QuoteFields: Indicates whether to use quotation marks around output fields.

  • ALWAYS: Always use quotation marks for output fields.

  • ASNEEDED: Use quotation marks for output fields when needed.

RecordDelimiter: A character used to separate records in the output.
RequestProgress Drop-down No None

The RequestProgress activity provides the status for the scanned records when the enable flag is set to true.

SSECustomerAlgorithm String No None

Specifies the algorithm to use when decrypting the requested object.

For more information about the x-amz-serversideencryption-customer-algorithm metadata key, see AWS documentation.

SSECustomerKey String No None

Specifies the customer-provided base64-encoded encryption key used to decrypt the requested object.

For more information about the x-amz-serversideencryption-customer-algorithm metadata key, see AWS documentation.

SSECustomerKeyMD5 String No None

Specifies the base64-encoded 128-bit MD5 digest of the customer-provided encryption key according to RFC 1321.

For more information about the x-amz-serversideencryption-customer-algorithm metadata key, see AWS documentation.

ScanRange Drop-down No None

It is an inclusive byte range within the selected object, the ScanRange is an optional parameter. The range consists of the following information:

Start: Start of the inclusive byte range that is to be selected.
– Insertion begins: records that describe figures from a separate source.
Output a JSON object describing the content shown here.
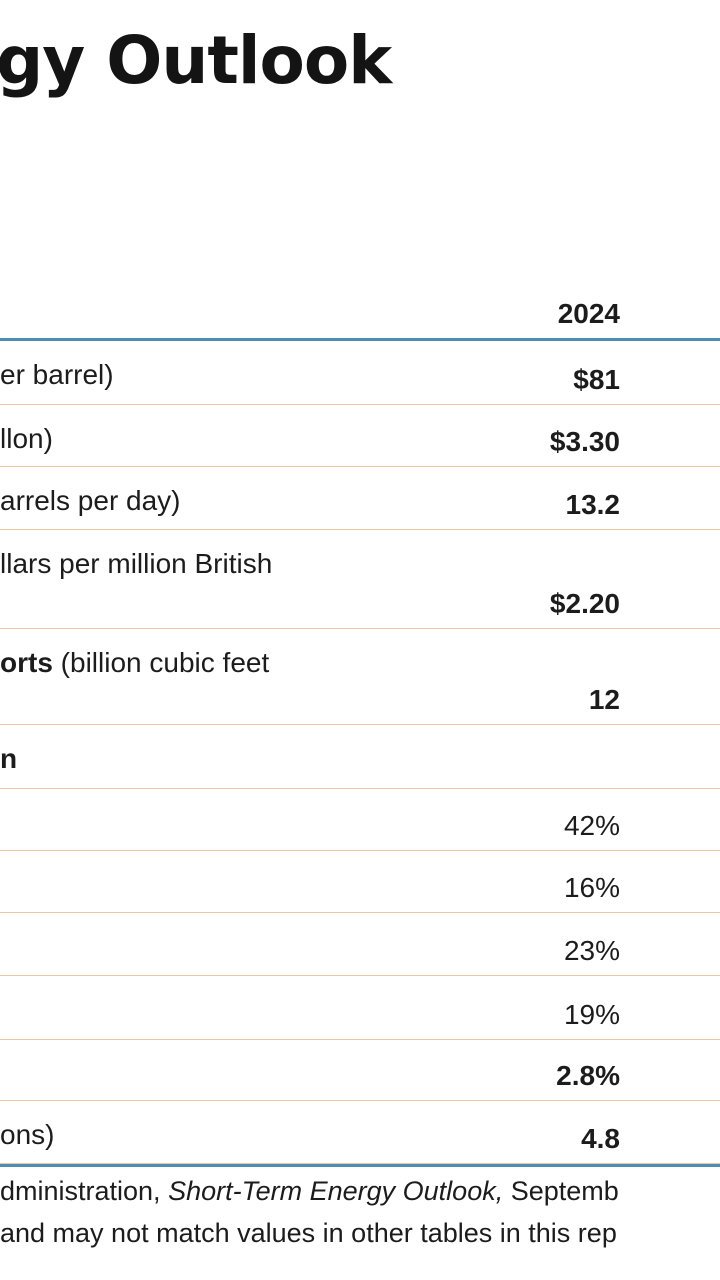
{
  "title": "gy Outlook",
  "table": {
    "year_header": "2024",
    "rows": [
      {
        "label": "er barrel)",
        "value": "$81",
        "bold": true
      },
      {
        "label": "llon)",
        "value": "$3.30",
        "bold": true
      },
      {
        "label": "arrels per day)",
        "value": "13.2",
        "bold": true
      },
      {
        "label": "llars per million British",
        "value": "$2.20",
        "bold": true
      },
      {
        "label_bold": "orts",
        "label": " (billion cubic feet",
        "value": "12",
        "bold": true
      },
      {
        "label_bold": "n",
        "label": "",
        "value": "",
        "bold": false
      },
      {
        "label": "",
        "value": "42%",
        "bold": false
      },
      {
        "label": "",
        "value": "16%",
        "bold": false
      },
      {
        "label": "",
        "value": "23%",
        "bold": false
      },
      {
        "label": "",
        "value": "19%",
        "bold": false
      },
      {
        "label": "",
        "value": "2.8%",
        "bold": true
      },
      {
        "label": "ons)",
        "value": "4.8",
        "bold": true
      }
    ]
  },
  "footnotes": {
    "line1_prefix": "dministration, ",
    "line1_italic": "Short-Term Energy Outlook,",
    "line1_suffix": " Septemb",
    "line2": "and may not match values in other tables in this rep"
  }
}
End: End of the inclusive byte range that is to be selected.

Output

The Output tab displays the output schema of the activity as a tree structure. The output is read-only. The information in the schema varies based on the fields selected on the Settings tab. The properties that are displayed in the schema correspond to the output of this activity and can be used as input by subsequent activities in the flow.

The Output tab consists of three elements:

  • Output element: Displays the output according to the selected value from the Output Serialization drop-down.
  • OutputSerialization: Describes how results of the Select job are serialized.
  • Error element: The error element has four attributes:
    • Code - It is a string that uniquely identifies an error condition.
    • Message - It contains a generic description of the error condition.
    • RequestId - It is a string ID of the request associated with the error that occurs.
    • StatusCode - It is the HTTP response code corresponding to the error code.

Loop

If you want this activity to iterate multiple times within the flow, enter an expression that evaluates the iteration details. Select a type of iteration from the Type menu. The default type is None, which means the activity does not iterate.